Vietnam’s government has approved a sharp rise in the amount of surplus electricity that eligible rooftop solar systems may sell to the grid, increasing the general limit from 20 per cent to 50 per cent of total power generated.
The revision is set out in a newly issued decree amending regulations on renewable energy development and the direct power purchase mechanism.
It covers self-produced, self-consumed rooftop solar power systems that fall within the categories specified under the new rules.
Installations that may sell excess electricity include rooftop solar systems on detached residential homes, along with self-produced, self-consumed systems connected to the national grid at a low-voltage level.

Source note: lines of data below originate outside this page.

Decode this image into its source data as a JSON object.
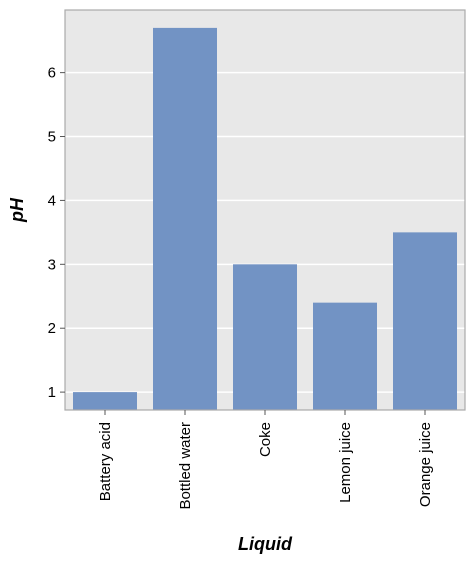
{
  "chart_data": {
    "type": "bar",
    "title": "",
    "xlabel": "Liquid",
    "ylabel": "pH",
    "categories": [
      "Battery acid",
      "Bottled water",
      "Coke",
      "Lemon juice",
      "Orange juice"
    ],
    "values": [
      1.0,
      6.7,
      3.0,
      2.4,
      3.5
    ],
    "ylim": [
      0.72,
      6.98
    ],
    "yticks": [
      1,
      2,
      3,
      4,
      5,
      6
    ],
    "grid": true,
    "legend": "none",
    "colors": {
      "bar": "#7293c4",
      "plot_background": "#e8e8e8",
      "grid": "#ffffff",
      "frame": "#aaaaaa"
    }
  }
}
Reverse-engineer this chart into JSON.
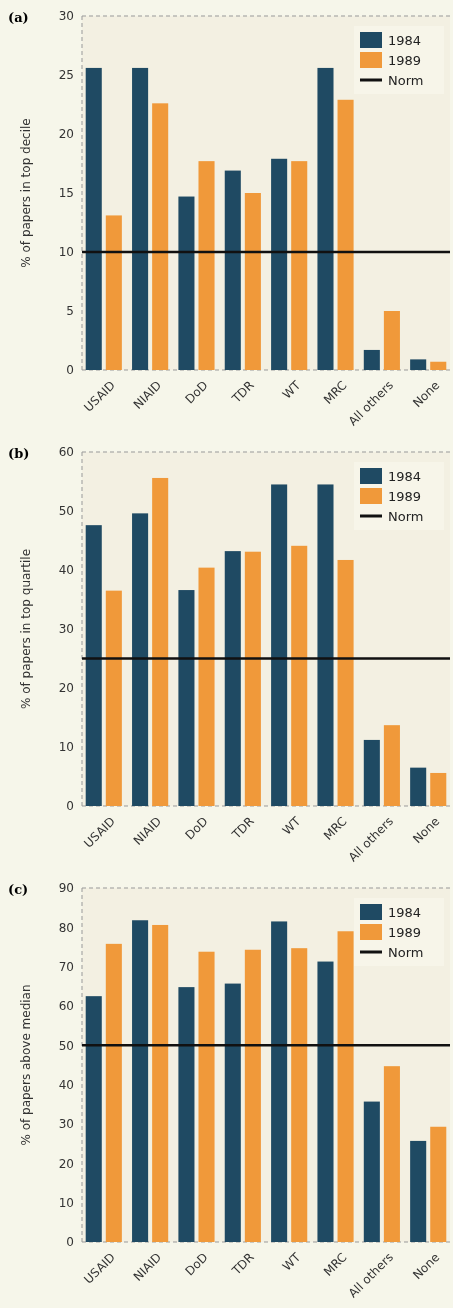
{
  "chart_data": [
    {
      "type": "bar",
      "title": "(a)",
      "ylabel": "% of papers in top decile",
      "categories": [
        "USAID",
        "NIAID",
        "DoD",
        "TDR",
        "WT",
        "MRC",
        "All others",
        "None"
      ],
      "series": [
        {
          "name": "1984",
          "color": "#1f4a63",
          "values": [
            25.6,
            25.6,
            14.7,
            16.9,
            17.9,
            25.6,
            1.7,
            0.9
          ]
        },
        {
          "name": "1989",
          "color": "#f0993a",
          "values": [
            13.1,
            22.6,
            17.7,
            15.0,
            17.7,
            22.9,
            5.0,
            0.7
          ]
        }
      ],
      "ylim": [
        0,
        30
      ],
      "yticks": [
        0,
        5,
        10,
        15,
        20,
        25,
        30
      ],
      "ref_lines": [
        {
          "axis": "y",
          "value": 10,
          "label": "Norm",
          "color": "#111111"
        }
      ],
      "legend": "top right",
      "grid": false
    },
    {
      "type": "bar",
      "title": "(b)",
      "ylabel": "% of papers in top quartile",
      "categories": [
        "USAID",
        "NIAID",
        "DoD",
        "TDR",
        "WT",
        "MRC",
        "All others",
        "None"
      ],
      "series": [
        {
          "name": "1984",
          "color": "#1f4a63",
          "values": [
            47.6,
            49.6,
            36.6,
            43.2,
            54.5,
            54.5,
            11.2,
            6.5
          ]
        },
        {
          "name": "1989",
          "color": "#f0993a",
          "values": [
            36.5,
            55.6,
            40.4,
            43.1,
            44.1,
            41.7,
            13.7,
            5.6
          ]
        }
      ],
      "ylim": [
        0,
        60
      ],
      "yticks": [
        0,
        10,
        20,
        30,
        40,
        50,
        60
      ],
      "ref_lines": [
        {
          "axis": "y",
          "value": 25,
          "label": "Norm",
          "color": "#111111"
        }
      ],
      "legend": "top right",
      "grid": false
    },
    {
      "type": "bar",
      "title": "(c)",
      "ylabel": "% of papers above median",
      "categories": [
        "USAID",
        "NIAID",
        "DoD",
        "TDR",
        "WT",
        "MRC",
        "All others",
        "None"
      ],
      "series": [
        {
          "name": "1984",
          "color": "#1f4a63",
          "values": [
            62.5,
            81.8,
            64.8,
            65.7,
            81.5,
            71.3,
            35.7,
            25.7
          ]
        },
        {
          "name": "1989",
          "color": "#f0993a",
          "values": [
            75.8,
            80.6,
            73.8,
            74.3,
            74.7,
            79.0,
            44.7,
            29.3
          ]
        }
      ],
      "ylim": [
        0,
        90
      ],
      "yticks": [
        0,
        10,
        20,
        30,
        40,
        50,
        60,
        70,
        80,
        90
      ],
      "ref_lines": [
        {
          "axis": "y",
          "value": 50,
          "label": "Norm",
          "color": "#111111"
        }
      ],
      "legend": "top right",
      "grid": false
    }
  ]
}
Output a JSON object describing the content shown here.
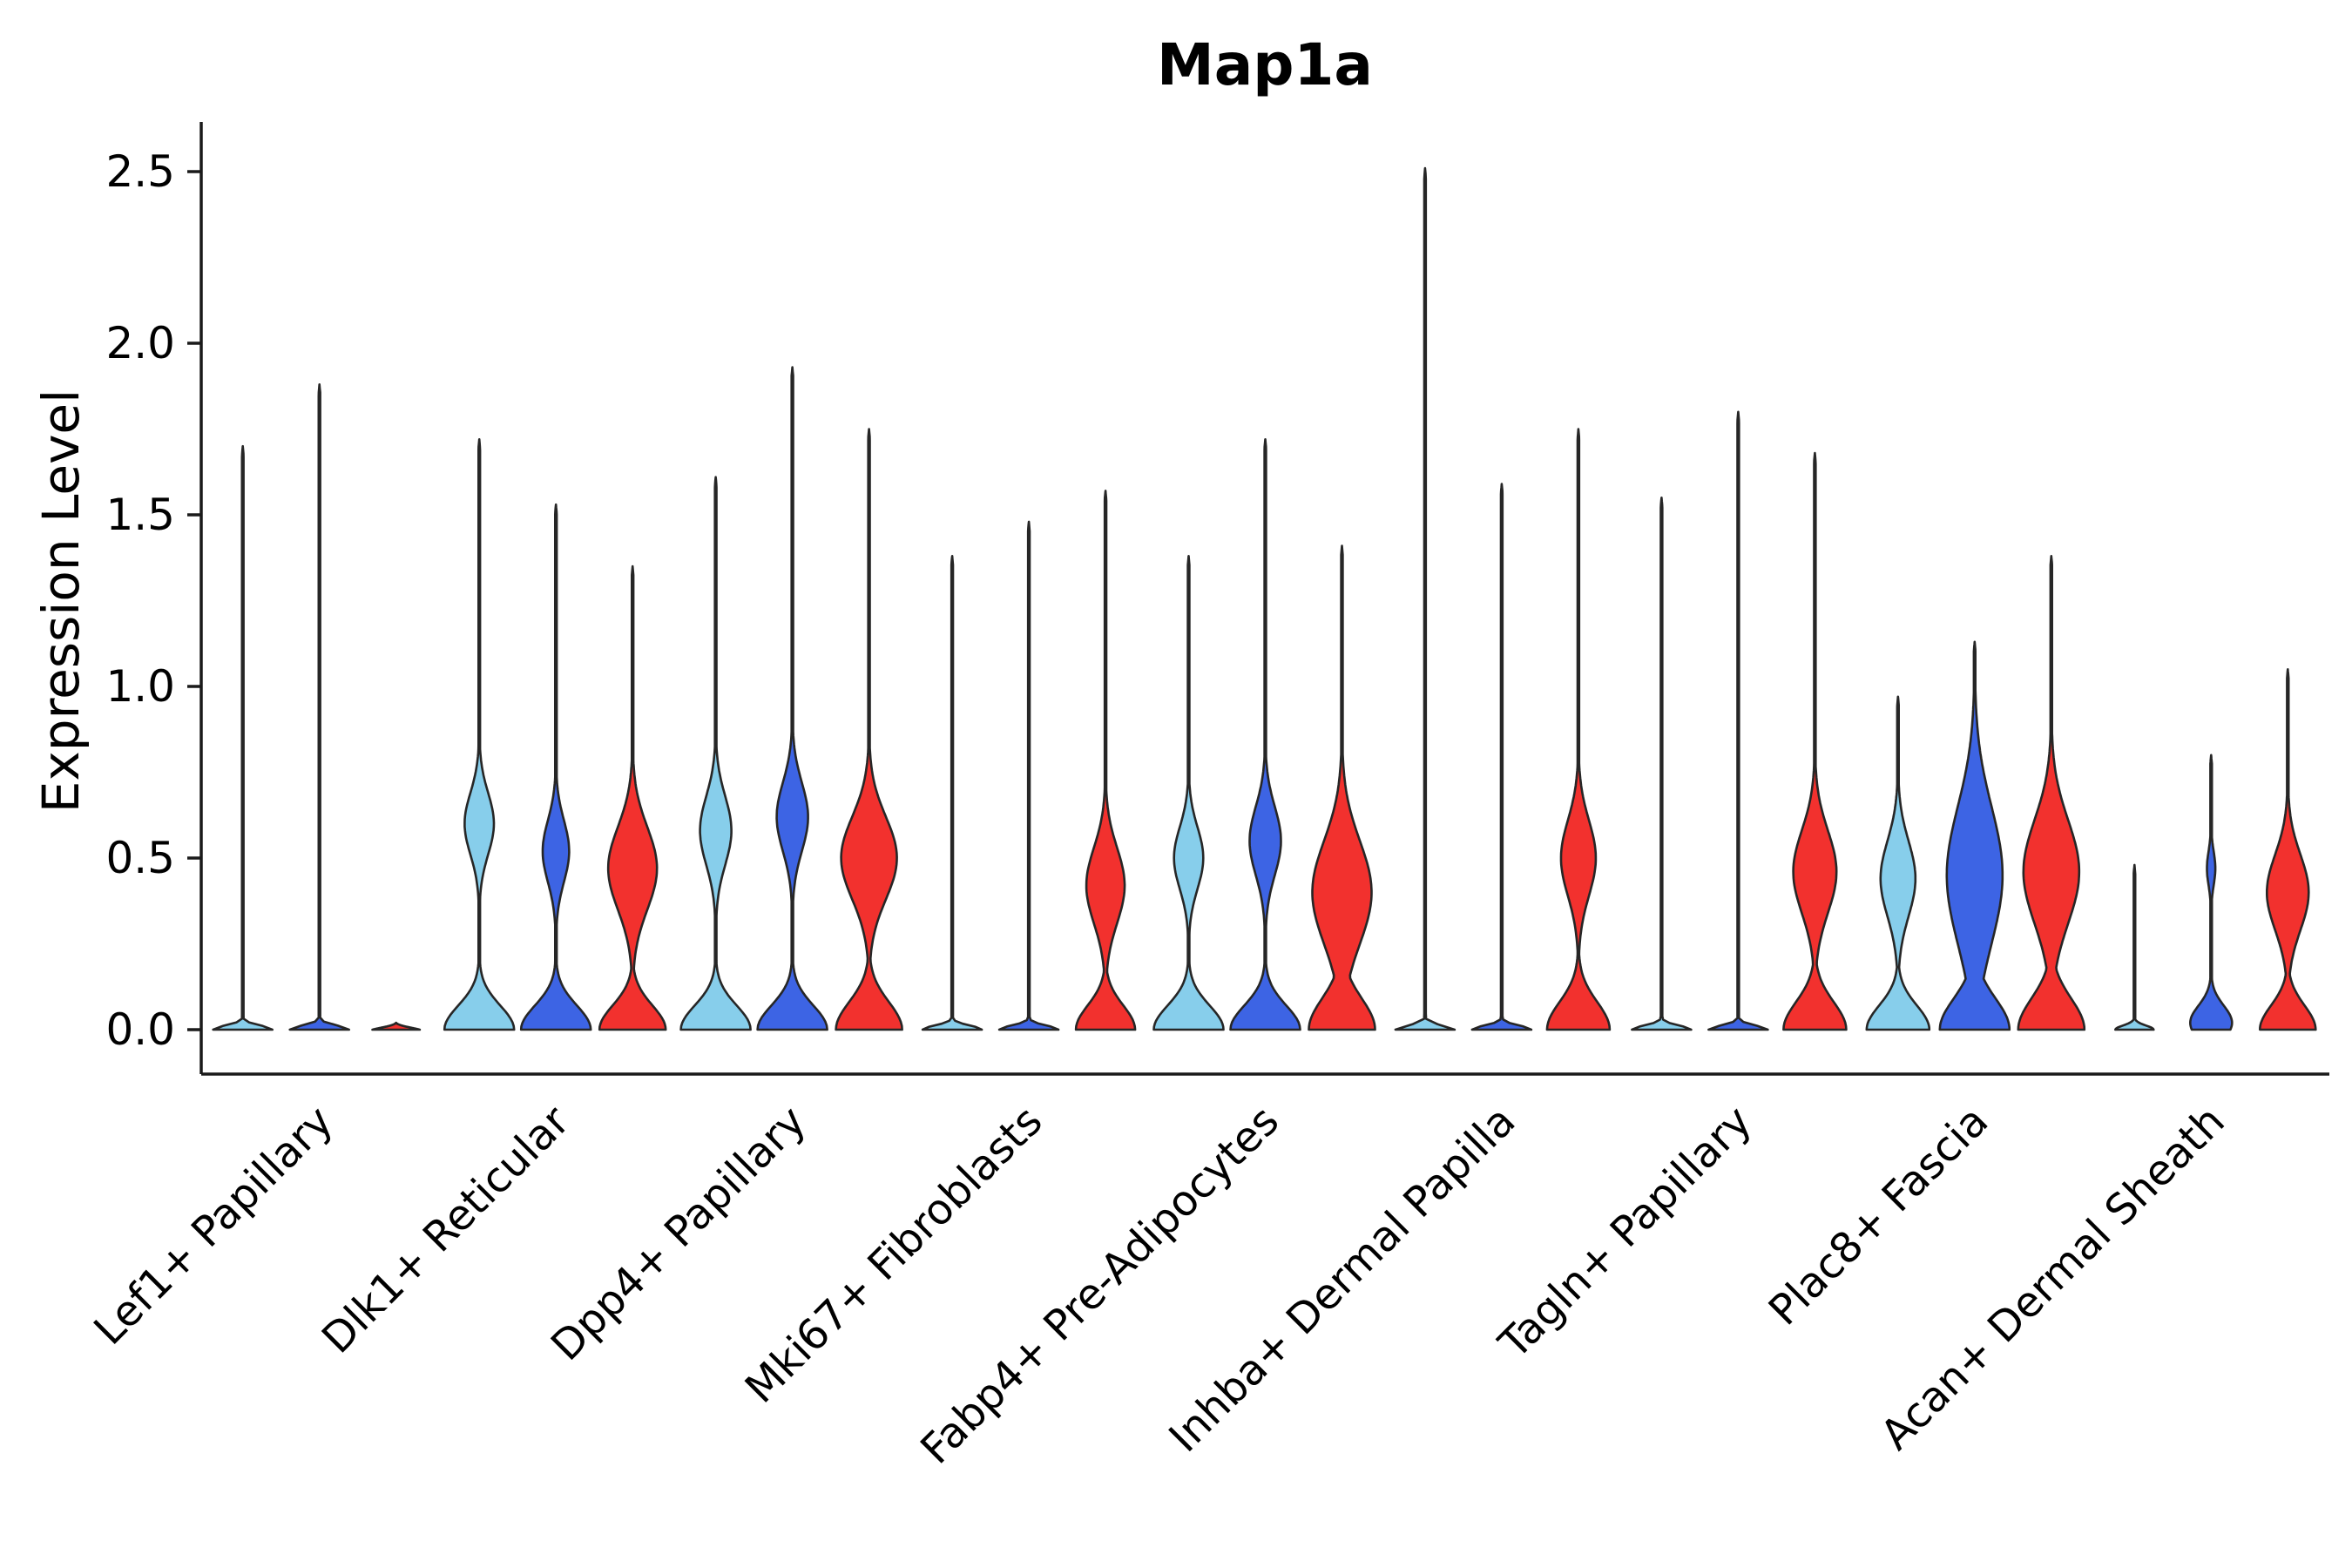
{
  "page": {
    "background_color": "#ffffff"
  },
  "chart_data": {
    "type": "violin",
    "title": "Map1a",
    "ylabel": "Expression Level",
    "xlabel": "",
    "grid": false,
    "legend_position": "none",
    "outline_color": "#262626",
    "axis_color": "#1a1a1a",
    "ylim": [
      -0.13,
      2.62
    ],
    "ytick_values": [
      0.0,
      0.5,
      1.0,
      1.5,
      2.0,
      2.5
    ],
    "ytick_labels": [
      "0.0",
      "0.5",
      "1.0",
      "1.5",
      "2.0",
      "2.5"
    ],
    "categories": [
      "Lef1+ Papillary",
      "Dlk1+ Reticular",
      "Dpp4+ Papillary",
      "Mki67+ Fibroblasts",
      "Fabp4+ Pre-Adipocytes",
      "Inhba+ Dermal Papilla",
      "Tagln+ Papillary",
      "Plac8+ Fascia",
      "Acan+ Dermal Sheath"
    ],
    "series": [
      {
        "name": "group-lightblue",
        "color": "#87CEEB"
      },
      {
        "name": "group-blue",
        "color": "#3D64E4"
      },
      {
        "name": "group-red",
        "color": "#F2312E"
      }
    ],
    "violins": [
      {
        "category": "Lef1+ Papillary",
        "groups": [
          {
            "series": 0,
            "max": 1.7,
            "profile": [
              {
                "c": 0,
                "s": 0.012,
                "w": 0.85
              }
            ]
          },
          {
            "series": 1,
            "max": 1.88,
            "profile": [
              {
                "c": 0,
                "s": 0.012,
                "w": 0.85
              }
            ]
          },
          {
            "series": 2,
            "max": 0.02,
            "profile": [
              {
                "c": 0,
                "s": 0.012,
                "w": 0.85
              }
            ]
          }
        ]
      },
      {
        "category": "Dlk1+ Reticular",
        "groups": [
          {
            "series": 0,
            "max": 1.72,
            "profile": [
              {
                "c": 0,
                "s": 0.07,
                "w": 1.0
              },
              {
                "c": 0.6,
                "s": 0.09,
                "w": 0.42
              }
            ]
          },
          {
            "series": 1,
            "max": 1.53,
            "profile": [
              {
                "c": 0,
                "s": 0.07,
                "w": 1.0
              },
              {
                "c": 0.52,
                "s": 0.09,
                "w": 0.38
              }
            ]
          },
          {
            "series": 2,
            "max": 1.35,
            "profile": [
              {
                "c": 0,
                "s": 0.07,
                "w": 0.95
              },
              {
                "c": 0.47,
                "s": 0.12,
                "w": 0.7
              }
            ]
          }
        ]
      },
      {
        "category": "Dpp4+ Papillary",
        "groups": [
          {
            "series": 0,
            "max": 1.61,
            "profile": [
              {
                "c": 0,
                "s": 0.07,
                "w": 1.0
              },
              {
                "c": 0.58,
                "s": 0.1,
                "w": 0.45
              }
            ]
          },
          {
            "series": 1,
            "max": 1.93,
            "profile": [
              {
                "c": 0,
                "s": 0.07,
                "w": 1.0
              },
              {
                "c": 0.62,
                "s": 0.1,
                "w": 0.45
              }
            ]
          },
          {
            "series": 2,
            "max": 1.75,
            "profile": [
              {
                "c": 0,
                "s": 0.08,
                "w": 0.95
              },
              {
                "c": 0.5,
                "s": 0.12,
                "w": 0.8
              }
            ]
          }
        ]
      },
      {
        "category": "Mki67+ Fibroblasts",
        "groups": [
          {
            "series": 0,
            "max": 1.38,
            "profile": [
              {
                "c": 0,
                "s": 0.012,
                "w": 0.85
              }
            ]
          },
          {
            "series": 1,
            "max": 1.48,
            "profile": [
              {
                "c": 0,
                "s": 0.012,
                "w": 0.85
              }
            ]
          },
          {
            "series": 2,
            "max": 1.57,
            "profile": [
              {
                "c": 0,
                "s": 0.07,
                "w": 0.85
              },
              {
                "c": 0.42,
                "s": 0.11,
                "w": 0.55
              }
            ]
          }
        ]
      },
      {
        "category": "Fabp4+ Pre-Adipocytes",
        "groups": [
          {
            "series": 0,
            "max": 1.38,
            "profile": [
              {
                "c": 0,
                "s": 0.07,
                "w": 1.0
              },
              {
                "c": 0.5,
                "s": 0.09,
                "w": 0.42
              }
            ]
          },
          {
            "series": 1,
            "max": 1.72,
            "profile": [
              {
                "c": 0,
                "s": 0.07,
                "w": 1.0
              },
              {
                "c": 0.55,
                "s": 0.1,
                "w": 0.45
              }
            ]
          },
          {
            "series": 2,
            "max": 1.41,
            "profile": [
              {
                "c": 0,
                "s": 0.09,
                "w": 0.95
              },
              {
                "c": 0.4,
                "s": 0.15,
                "w": 0.85
              }
            ]
          }
        ]
      },
      {
        "category": "Inhba+ Dermal Papilla",
        "groups": [
          {
            "series": 0,
            "max": 2.51,
            "profile": [
              {
                "c": 0,
                "s": 0.012,
                "w": 0.85
              }
            ]
          },
          {
            "series": 1,
            "max": 1.59,
            "profile": [
              {
                "c": 0,
                "s": 0.012,
                "w": 0.85
              }
            ]
          },
          {
            "series": 2,
            "max": 1.75,
            "profile": [
              {
                "c": 0,
                "s": 0.08,
                "w": 0.9
              },
              {
                "c": 0.5,
                "s": 0.11,
                "w": 0.5
              }
            ]
          }
        ]
      },
      {
        "category": "Tagln+ Papillary",
        "groups": [
          {
            "series": 0,
            "max": 1.55,
            "profile": [
              {
                "c": 0,
                "s": 0.012,
                "w": 0.85
              }
            ]
          },
          {
            "series": 1,
            "max": 1.8,
            "profile": [
              {
                "c": 0,
                "s": 0.012,
                "w": 0.85
              }
            ]
          },
          {
            "series": 2,
            "max": 1.68,
            "profile": [
              {
                "c": 0,
                "s": 0.08,
                "w": 0.9
              },
              {
                "c": 0.46,
                "s": 0.12,
                "w": 0.62
              }
            ]
          }
        ]
      },
      {
        "category": "Plac8+ Fascia",
        "groups": [
          {
            "series": 0,
            "max": 0.97,
            "profile": [
              {
                "c": 0,
                "s": 0.07,
                "w": 0.9
              },
              {
                "c": 0.44,
                "s": 0.11,
                "w": 0.5
              }
            ]
          },
          {
            "series": 1,
            "max": 1.13,
            "profile": [
              {
                "c": 0,
                "s": 0.09,
                "w": 1.0
              },
              {
                "c": 0.45,
                "s": 0.2,
                "w": 0.8
              }
            ]
          },
          {
            "series": 2,
            "max": 1.38,
            "profile": [
              {
                "c": 0,
                "s": 0.09,
                "w": 0.95
              },
              {
                "c": 0.46,
                "s": 0.15,
                "w": 0.8
              }
            ]
          }
        ]
      },
      {
        "category": "Acan+ Dermal Sheath",
        "groups": [
          {
            "series": 0,
            "max": 0.48,
            "profile": [
              {
                "c": 0,
                "s": 0.012,
                "w": 0.55
              }
            ]
          },
          {
            "series": 1,
            "max": 0.8,
            "profile": [
              {
                "c": 0.02,
                "s": 0.05,
                "w": 0.6
              },
              {
                "c": 0.47,
                "s": 0.05,
                "w": 0.12
              }
            ]
          },
          {
            "series": 2,
            "max": 1.05,
            "profile": [
              {
                "c": 0,
                "s": 0.07,
                "w": 0.8
              },
              {
                "c": 0.4,
                "s": 0.11,
                "w": 0.6
              }
            ]
          }
        ]
      }
    ]
  }
}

The same eligibility also applies to systems in mountainous, border and island areas where local power grids exist but are not linked to the national power grid.
Self-produced, self-consumed rooftop solar power systems installed on public assets are also covered by the decree.
The decree allows the sales limit to rise above 50 per cent from its effective date of June 26 until December 31, 2030, but only where the local power grid has enough capacity to absorb the electricity and all grid safety and system operation requirements are met.
For rooftop solar systems in mountainous, border and island areas that are not connected to the national power grid, there will be no cap on the volume of surplus electricity that can be sold.
The purchase price for excess output will be calculated according to the previous year’s average electricity market price.
However, if that price is higher than the ceiling price for ground-mounted solar power without battery storage under the applicable regional pricing framework, the ceiling price will apply instead.